The search for a new chief is currently active. The city hopes to be in the final stages of hiring a new chief by the end of 2023.
“We have contracted with the Georgia Association of Police Chiefs to provide the initial assessment of our candidates and select those that are best suited to our position,” Thomasville City Manager Alan Carson said. “Our next step will be to conduct interviews with the finalists, which we hope to complete by early December.”
Columbus will begin building a new judicial building in 2026, according to WTVM.
The judicial building will consist of eight floors with 18 courtrooms and underground parking. The building is expected to cost around 185 million dollars. Those funds come from bonds sold and SPLOST tax dollars.
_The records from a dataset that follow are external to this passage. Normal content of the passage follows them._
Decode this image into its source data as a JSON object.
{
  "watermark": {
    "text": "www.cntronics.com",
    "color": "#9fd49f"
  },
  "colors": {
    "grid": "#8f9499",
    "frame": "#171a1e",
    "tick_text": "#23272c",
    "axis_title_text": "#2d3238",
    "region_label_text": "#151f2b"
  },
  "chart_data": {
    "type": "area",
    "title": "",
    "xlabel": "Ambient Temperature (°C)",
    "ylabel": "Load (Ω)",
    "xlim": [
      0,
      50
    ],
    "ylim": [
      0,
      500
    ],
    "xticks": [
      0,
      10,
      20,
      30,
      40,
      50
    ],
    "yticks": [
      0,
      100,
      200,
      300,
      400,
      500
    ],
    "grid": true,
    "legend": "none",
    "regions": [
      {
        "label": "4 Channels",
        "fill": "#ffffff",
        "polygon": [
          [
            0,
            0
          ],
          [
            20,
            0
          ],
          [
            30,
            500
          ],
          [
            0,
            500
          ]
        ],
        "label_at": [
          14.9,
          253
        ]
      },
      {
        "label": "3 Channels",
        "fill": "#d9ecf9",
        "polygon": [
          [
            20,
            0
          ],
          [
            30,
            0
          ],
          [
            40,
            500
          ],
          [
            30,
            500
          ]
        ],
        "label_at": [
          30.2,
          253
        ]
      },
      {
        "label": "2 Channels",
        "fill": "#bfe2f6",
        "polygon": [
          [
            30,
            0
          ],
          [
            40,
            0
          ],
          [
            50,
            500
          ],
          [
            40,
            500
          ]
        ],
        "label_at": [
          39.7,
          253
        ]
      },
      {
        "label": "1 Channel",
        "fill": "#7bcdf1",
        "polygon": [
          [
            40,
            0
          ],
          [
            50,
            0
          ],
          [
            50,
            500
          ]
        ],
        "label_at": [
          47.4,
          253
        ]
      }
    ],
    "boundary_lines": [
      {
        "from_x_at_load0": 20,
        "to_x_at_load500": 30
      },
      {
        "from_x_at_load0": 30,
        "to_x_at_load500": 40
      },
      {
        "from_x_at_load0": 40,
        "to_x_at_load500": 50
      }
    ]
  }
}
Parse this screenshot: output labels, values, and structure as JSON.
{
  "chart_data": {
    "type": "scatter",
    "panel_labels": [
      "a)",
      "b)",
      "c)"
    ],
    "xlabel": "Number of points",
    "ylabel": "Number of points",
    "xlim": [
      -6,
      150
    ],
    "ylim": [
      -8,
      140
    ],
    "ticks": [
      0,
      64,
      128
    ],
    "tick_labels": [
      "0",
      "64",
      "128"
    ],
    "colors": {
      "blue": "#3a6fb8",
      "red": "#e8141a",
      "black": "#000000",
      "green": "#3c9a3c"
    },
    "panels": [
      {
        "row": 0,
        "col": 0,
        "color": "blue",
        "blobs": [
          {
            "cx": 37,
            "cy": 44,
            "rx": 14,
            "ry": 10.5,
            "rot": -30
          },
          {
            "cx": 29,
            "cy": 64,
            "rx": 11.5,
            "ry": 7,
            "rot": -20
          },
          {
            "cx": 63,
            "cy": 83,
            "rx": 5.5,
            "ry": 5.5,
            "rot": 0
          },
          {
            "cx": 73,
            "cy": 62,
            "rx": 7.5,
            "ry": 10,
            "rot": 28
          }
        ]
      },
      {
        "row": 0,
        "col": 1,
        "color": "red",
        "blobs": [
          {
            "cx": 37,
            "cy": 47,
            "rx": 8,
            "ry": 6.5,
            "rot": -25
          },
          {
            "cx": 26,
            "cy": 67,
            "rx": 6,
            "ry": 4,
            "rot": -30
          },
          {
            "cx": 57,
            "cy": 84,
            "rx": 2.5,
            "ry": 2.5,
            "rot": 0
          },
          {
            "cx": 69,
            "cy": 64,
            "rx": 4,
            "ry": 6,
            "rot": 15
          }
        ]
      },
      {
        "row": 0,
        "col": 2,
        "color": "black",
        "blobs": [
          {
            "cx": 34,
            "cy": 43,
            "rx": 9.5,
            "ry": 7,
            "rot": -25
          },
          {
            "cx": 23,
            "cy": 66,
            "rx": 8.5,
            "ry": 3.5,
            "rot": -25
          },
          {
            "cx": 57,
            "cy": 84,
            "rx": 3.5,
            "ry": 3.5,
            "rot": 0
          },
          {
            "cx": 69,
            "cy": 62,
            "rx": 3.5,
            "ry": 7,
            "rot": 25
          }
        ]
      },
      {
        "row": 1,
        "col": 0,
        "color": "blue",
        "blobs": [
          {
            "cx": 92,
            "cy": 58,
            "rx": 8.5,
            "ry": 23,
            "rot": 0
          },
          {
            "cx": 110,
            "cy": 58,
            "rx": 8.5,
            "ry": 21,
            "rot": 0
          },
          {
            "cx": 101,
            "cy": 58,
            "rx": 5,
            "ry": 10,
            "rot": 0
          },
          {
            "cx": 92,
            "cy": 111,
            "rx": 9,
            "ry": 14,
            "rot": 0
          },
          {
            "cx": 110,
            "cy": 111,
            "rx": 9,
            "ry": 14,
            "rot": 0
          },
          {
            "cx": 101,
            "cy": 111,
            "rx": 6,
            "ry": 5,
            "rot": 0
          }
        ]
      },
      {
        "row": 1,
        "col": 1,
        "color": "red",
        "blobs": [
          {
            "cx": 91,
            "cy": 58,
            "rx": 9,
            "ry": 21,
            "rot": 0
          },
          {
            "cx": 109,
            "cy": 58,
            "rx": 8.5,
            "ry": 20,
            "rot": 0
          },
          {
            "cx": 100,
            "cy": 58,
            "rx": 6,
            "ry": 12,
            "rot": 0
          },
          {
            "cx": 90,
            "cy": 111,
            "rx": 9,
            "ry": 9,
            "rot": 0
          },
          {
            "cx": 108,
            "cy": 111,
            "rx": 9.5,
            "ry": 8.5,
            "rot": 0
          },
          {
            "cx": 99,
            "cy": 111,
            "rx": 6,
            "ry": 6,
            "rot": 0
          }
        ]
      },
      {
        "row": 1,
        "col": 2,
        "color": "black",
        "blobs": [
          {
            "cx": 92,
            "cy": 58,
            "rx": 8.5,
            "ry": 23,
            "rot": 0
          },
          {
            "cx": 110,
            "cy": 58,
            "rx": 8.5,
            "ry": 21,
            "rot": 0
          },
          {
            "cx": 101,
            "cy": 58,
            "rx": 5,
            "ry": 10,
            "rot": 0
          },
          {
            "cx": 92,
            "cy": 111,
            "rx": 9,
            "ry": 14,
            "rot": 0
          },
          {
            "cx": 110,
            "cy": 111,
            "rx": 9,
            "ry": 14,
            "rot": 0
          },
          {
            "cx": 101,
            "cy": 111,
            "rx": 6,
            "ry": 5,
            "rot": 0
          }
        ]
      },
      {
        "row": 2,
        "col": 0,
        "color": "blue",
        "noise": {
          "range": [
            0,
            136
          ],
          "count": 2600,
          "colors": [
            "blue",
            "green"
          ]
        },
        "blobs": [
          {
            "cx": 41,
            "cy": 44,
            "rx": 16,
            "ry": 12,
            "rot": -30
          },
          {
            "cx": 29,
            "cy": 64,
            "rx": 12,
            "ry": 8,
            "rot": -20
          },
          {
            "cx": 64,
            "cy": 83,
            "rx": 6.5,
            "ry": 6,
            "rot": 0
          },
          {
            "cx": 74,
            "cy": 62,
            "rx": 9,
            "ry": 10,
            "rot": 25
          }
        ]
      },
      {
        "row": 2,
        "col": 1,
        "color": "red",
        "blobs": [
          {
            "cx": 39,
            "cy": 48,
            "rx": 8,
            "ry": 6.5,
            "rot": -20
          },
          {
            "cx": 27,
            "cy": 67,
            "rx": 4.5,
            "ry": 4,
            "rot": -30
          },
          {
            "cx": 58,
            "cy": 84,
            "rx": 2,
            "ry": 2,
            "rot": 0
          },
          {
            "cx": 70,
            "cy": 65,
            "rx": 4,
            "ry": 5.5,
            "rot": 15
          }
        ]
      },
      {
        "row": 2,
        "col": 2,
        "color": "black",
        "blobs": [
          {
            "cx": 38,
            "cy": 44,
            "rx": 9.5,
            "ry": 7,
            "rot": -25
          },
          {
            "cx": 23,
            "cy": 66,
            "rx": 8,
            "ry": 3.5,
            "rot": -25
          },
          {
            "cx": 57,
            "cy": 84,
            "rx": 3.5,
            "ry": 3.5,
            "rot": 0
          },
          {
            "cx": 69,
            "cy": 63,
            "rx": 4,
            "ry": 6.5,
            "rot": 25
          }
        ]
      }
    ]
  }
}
“We’ve been re-engineering this thing because when COVID drove all the costs up, we were wildly over budget we were like $50 million, and we just couldn’t do that,” said Mayor Skip Henderson. “So they’ve made a lot of different adjustments and one is to continue to use the wings and the former parking underneath and that way it’s going to save the taxpayers and also a lot of money.”
Mayor Henderson says it will still take some time for the Columbus Government Center to be torn down, but construction on the judicial building is expected to begin in 2026.
Steve Gasper joined the field for Gwinnett County Board of Education District Three, according to the Gwinnett Daily Post.
Steve Gasper announced his bid for the seat, which is currently held by school board member Mary Kay Murphy, on Wednesday. He is one of a handful of candidates — along with Domonique Cooper, Kirk Buis and Demetrius Nelson — who have said they will run for the seat in the May 2024 nonpartisan school board elections.
“I firmly believe that education is the cornerstone of our children’s future, and it’s time for us to come together as a community to ensure that every child receives the quality education they deserve,” Gasper said in a statement.
Gasper, a former vice chairman of the Gwinnett Republican Party, has spoken on numerous occasions at school board meetings over the last few years, often criticizing the leadership of the district under a Democrat majority on the school board. He is a former educator and a Boy Scout volunteer and baseball coach, and his family has lived in the Suwanee area since 2009. He and his wife, Kelly, are the parents of twins who are currently in the eighth grade in Gwinnett County Public Schools.